Jetson nano freezes when i run train.py (YOLOV7)

Hi, im trying to train yolov7, and when i run the train.py script with the following command:
python train.py --workers 1 --device 0 --batch-size 8 --Img 640 640 --weights Yolov7.pt --cfg cfg/training/yolov7-custom --data data/dataset.yaml --epochs 100 --name try
the terminal emulator freezes at 0% progress and the jetson heats up to much.
Im using torch 1.8 and torchvision 0.9.0 with cuda support. Im also using python 3.6.9.
The data set is around 240 images and labels, normal quality. I dont know what can be causing the issue. If you need more information just ask.
Thanks in advance

@jcanrua I haven’t used YOLO training scripts on Jetson (although I have trained other models such as ResNet-18 and SSD-Mobilenet on Nano with PyTorch), so I’m not sure if training YOLO will fit in Nano’s memory with that or not, and I suspect the board is running out of memory or excessive swapping is occurring.

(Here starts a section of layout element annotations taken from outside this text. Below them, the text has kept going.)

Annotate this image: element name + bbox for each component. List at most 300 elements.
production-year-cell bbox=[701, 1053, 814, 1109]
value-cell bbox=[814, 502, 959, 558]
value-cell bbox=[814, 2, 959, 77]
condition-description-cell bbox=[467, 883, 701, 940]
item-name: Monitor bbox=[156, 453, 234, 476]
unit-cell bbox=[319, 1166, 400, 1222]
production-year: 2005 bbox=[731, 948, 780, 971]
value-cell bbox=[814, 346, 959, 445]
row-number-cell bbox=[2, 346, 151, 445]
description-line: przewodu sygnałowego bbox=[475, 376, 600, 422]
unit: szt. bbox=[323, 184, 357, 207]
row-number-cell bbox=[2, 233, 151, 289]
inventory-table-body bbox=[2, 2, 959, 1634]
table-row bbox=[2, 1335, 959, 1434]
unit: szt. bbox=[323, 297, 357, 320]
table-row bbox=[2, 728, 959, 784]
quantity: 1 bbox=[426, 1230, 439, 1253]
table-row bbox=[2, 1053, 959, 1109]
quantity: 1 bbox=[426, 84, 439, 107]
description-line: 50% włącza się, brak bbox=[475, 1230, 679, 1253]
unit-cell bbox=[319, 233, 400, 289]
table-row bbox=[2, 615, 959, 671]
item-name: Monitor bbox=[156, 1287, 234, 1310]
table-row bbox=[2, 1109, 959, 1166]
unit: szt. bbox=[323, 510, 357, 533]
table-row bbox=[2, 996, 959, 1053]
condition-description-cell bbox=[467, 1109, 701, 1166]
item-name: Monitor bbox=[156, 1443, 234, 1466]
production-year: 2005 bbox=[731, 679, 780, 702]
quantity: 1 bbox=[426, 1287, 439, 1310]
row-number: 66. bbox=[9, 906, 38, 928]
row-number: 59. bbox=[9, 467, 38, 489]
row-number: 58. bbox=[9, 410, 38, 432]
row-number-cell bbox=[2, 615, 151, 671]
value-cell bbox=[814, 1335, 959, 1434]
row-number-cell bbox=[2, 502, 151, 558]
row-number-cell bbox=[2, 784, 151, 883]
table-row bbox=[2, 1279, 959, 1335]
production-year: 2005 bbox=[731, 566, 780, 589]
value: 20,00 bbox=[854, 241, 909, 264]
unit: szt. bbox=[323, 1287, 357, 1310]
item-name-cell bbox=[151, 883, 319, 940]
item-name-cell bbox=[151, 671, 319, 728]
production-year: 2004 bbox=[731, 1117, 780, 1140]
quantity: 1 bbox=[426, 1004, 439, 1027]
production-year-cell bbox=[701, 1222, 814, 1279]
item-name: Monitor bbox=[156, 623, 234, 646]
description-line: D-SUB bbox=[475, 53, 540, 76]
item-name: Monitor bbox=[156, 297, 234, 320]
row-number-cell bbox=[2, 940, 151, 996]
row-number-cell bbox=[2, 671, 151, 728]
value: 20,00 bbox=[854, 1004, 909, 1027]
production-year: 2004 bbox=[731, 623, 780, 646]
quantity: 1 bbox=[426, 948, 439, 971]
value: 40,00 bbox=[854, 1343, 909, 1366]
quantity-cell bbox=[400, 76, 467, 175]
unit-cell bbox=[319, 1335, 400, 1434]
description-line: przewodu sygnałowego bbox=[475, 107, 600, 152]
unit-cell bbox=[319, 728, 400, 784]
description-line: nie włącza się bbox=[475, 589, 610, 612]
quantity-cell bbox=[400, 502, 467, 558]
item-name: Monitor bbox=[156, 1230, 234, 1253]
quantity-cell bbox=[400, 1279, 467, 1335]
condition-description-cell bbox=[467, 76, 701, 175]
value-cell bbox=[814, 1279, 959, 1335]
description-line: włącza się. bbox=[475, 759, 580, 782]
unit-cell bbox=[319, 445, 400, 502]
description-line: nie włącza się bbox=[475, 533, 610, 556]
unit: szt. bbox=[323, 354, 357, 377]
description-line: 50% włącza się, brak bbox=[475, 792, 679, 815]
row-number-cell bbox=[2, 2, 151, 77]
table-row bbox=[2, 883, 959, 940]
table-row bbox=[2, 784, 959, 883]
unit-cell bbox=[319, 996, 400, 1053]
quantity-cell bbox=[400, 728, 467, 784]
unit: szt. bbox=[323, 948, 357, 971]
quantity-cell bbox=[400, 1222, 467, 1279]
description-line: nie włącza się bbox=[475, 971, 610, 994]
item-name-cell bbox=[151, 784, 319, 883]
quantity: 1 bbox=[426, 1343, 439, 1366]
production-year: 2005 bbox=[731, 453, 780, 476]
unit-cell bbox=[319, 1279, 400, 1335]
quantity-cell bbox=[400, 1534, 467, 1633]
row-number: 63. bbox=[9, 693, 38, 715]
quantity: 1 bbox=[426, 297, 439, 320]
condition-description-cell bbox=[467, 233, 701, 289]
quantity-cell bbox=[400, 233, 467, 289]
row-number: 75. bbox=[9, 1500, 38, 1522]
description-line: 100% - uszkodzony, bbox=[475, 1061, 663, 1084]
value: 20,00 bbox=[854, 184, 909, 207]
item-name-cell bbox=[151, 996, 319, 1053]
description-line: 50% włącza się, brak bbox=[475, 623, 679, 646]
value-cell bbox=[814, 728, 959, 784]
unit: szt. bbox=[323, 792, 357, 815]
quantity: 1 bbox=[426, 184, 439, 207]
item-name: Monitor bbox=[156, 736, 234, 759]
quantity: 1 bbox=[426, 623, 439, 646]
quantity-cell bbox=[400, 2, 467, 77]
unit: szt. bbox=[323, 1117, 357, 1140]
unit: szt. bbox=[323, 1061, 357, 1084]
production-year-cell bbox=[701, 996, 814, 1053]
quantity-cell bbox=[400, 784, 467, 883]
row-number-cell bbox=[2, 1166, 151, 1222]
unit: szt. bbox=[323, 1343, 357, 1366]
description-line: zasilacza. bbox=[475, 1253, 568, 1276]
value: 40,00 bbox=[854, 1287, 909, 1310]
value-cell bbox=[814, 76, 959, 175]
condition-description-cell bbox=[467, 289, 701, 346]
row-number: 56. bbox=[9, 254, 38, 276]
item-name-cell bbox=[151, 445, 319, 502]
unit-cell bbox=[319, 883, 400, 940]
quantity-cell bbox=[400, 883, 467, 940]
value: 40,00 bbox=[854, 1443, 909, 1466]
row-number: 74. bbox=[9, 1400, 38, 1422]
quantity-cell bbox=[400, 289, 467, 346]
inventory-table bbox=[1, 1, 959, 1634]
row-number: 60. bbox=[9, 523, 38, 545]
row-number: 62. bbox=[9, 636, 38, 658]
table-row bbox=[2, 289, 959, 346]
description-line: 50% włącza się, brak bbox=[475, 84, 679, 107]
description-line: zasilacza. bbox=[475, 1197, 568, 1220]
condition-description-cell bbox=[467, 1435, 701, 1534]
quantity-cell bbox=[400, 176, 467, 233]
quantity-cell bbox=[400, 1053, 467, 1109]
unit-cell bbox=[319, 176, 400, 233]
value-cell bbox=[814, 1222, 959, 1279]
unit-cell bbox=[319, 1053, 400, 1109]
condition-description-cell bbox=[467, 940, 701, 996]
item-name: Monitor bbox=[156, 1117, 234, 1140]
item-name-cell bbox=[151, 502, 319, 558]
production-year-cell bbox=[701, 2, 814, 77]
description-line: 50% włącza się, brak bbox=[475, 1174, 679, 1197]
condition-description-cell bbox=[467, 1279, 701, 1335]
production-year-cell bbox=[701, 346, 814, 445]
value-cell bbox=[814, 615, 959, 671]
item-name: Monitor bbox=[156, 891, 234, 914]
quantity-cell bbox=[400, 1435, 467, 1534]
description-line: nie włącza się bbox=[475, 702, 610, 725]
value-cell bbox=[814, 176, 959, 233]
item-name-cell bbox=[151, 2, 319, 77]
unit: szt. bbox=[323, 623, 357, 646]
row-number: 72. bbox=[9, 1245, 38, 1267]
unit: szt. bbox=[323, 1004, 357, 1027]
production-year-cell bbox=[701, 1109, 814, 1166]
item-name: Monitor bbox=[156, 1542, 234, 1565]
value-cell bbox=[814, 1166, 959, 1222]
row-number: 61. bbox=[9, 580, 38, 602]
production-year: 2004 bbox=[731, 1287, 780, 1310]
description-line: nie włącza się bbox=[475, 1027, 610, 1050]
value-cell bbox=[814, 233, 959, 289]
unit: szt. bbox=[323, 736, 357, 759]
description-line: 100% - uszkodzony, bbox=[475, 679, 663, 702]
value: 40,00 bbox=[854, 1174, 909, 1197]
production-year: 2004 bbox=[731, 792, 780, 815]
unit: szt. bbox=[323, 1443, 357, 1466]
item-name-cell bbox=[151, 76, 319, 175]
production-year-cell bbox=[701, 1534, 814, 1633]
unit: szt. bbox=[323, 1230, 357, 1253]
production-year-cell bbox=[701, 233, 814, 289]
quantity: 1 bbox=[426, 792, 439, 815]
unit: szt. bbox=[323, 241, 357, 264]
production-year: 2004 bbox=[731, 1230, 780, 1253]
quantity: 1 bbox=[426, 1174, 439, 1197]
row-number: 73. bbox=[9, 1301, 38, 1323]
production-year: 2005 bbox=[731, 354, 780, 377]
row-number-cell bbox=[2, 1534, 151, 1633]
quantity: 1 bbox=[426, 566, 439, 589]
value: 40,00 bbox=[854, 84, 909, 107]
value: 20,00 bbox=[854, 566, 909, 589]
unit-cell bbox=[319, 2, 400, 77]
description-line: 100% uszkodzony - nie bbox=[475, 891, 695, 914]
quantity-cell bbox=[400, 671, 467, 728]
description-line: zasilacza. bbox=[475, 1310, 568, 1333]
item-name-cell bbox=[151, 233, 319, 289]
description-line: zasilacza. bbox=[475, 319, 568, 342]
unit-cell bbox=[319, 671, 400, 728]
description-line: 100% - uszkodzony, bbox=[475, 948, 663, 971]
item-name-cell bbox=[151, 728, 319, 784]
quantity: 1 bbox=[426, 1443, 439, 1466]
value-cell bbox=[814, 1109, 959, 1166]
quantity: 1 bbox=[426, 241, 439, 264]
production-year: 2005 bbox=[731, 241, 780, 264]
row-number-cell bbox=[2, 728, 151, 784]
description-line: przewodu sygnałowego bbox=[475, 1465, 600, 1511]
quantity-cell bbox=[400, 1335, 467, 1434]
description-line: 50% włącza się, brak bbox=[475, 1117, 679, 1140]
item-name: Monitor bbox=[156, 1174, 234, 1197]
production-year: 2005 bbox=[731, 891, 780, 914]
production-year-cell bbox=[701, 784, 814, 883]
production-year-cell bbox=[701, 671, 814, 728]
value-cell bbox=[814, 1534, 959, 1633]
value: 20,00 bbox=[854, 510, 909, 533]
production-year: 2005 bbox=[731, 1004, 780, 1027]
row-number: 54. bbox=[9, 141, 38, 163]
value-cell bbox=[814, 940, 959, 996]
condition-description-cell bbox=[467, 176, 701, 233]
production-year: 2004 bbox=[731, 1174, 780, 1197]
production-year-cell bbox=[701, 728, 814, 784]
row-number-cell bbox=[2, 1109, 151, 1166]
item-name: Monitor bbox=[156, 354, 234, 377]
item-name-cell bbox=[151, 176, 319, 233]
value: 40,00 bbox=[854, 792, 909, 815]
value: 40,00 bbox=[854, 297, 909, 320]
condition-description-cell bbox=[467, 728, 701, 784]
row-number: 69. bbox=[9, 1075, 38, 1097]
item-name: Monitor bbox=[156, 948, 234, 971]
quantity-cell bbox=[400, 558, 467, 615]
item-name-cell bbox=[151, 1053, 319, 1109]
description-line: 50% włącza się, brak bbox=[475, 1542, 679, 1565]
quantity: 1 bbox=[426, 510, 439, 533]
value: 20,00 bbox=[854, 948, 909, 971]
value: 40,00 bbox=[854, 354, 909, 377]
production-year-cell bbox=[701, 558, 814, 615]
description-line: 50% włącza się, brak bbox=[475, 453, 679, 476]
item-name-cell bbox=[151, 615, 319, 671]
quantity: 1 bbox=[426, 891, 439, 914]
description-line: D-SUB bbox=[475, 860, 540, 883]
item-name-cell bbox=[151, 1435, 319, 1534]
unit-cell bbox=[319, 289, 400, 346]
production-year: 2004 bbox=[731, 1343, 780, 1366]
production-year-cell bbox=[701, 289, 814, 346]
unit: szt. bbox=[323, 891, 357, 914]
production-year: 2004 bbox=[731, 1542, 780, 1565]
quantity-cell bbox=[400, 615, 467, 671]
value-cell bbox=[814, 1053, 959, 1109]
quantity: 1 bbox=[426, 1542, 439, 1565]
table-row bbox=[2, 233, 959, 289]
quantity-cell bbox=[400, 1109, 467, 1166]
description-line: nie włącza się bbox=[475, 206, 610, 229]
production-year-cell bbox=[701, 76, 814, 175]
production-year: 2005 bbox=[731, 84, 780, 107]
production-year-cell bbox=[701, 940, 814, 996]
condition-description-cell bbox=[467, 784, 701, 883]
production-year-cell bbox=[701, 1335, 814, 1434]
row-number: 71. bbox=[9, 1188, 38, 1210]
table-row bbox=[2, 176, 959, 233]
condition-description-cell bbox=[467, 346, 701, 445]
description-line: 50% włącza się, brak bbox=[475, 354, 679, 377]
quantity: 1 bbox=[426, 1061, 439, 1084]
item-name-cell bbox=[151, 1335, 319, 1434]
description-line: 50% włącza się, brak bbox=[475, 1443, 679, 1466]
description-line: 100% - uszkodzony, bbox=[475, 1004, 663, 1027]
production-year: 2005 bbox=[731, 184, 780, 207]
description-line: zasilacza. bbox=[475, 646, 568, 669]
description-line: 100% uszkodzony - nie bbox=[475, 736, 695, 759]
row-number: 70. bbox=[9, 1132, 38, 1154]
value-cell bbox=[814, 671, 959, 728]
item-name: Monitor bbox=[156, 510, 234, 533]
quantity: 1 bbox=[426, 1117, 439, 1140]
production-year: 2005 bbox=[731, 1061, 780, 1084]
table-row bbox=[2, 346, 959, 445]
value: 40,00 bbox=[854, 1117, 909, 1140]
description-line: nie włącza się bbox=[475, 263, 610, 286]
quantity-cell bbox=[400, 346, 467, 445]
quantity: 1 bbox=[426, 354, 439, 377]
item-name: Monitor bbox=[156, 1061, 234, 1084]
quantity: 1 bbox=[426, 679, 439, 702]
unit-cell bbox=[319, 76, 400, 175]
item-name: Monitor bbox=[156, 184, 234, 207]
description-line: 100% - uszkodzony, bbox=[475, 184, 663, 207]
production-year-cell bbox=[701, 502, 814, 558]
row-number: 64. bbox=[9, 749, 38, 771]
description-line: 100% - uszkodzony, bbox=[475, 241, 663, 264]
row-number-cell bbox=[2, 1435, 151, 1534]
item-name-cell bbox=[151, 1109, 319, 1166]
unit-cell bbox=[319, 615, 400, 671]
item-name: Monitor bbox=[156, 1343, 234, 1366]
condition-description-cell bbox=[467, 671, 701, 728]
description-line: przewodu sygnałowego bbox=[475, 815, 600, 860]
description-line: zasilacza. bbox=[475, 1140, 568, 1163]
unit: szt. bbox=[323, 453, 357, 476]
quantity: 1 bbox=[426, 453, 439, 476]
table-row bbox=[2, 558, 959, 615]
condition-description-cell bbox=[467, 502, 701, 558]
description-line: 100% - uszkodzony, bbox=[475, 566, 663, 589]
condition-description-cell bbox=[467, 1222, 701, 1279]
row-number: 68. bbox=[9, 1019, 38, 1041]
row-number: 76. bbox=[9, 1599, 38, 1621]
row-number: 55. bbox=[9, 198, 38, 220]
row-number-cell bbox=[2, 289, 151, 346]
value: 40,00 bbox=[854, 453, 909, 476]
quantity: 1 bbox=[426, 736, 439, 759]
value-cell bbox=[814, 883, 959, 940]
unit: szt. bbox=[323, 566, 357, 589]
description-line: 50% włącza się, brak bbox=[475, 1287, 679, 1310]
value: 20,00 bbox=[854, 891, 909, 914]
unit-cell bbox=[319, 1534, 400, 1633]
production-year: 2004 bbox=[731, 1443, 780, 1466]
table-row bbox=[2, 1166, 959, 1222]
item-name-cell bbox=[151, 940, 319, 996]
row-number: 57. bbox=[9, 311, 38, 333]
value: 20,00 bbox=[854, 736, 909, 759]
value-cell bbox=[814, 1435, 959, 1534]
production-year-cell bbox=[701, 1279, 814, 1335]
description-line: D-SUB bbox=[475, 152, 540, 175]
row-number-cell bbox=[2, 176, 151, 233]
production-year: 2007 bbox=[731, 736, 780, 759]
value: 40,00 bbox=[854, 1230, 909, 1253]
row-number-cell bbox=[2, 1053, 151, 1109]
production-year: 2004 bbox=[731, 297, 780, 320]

In other terminal, try running tegrastats and keeping an eye on the memory usage. Also, reduce the batch size to 1 and minimize memory usage in any other ways like here. Also PyTorch can take long to start-up and do the first training epoch when in training mode on platforms with limited memory.

Thanks! I tried everything you said and it works know. Maybe it’s a little bit to slow but I will play with the input until I find a decent time.

This topic was automatically closed 14 days after the last reply. New replies are no longer allowed.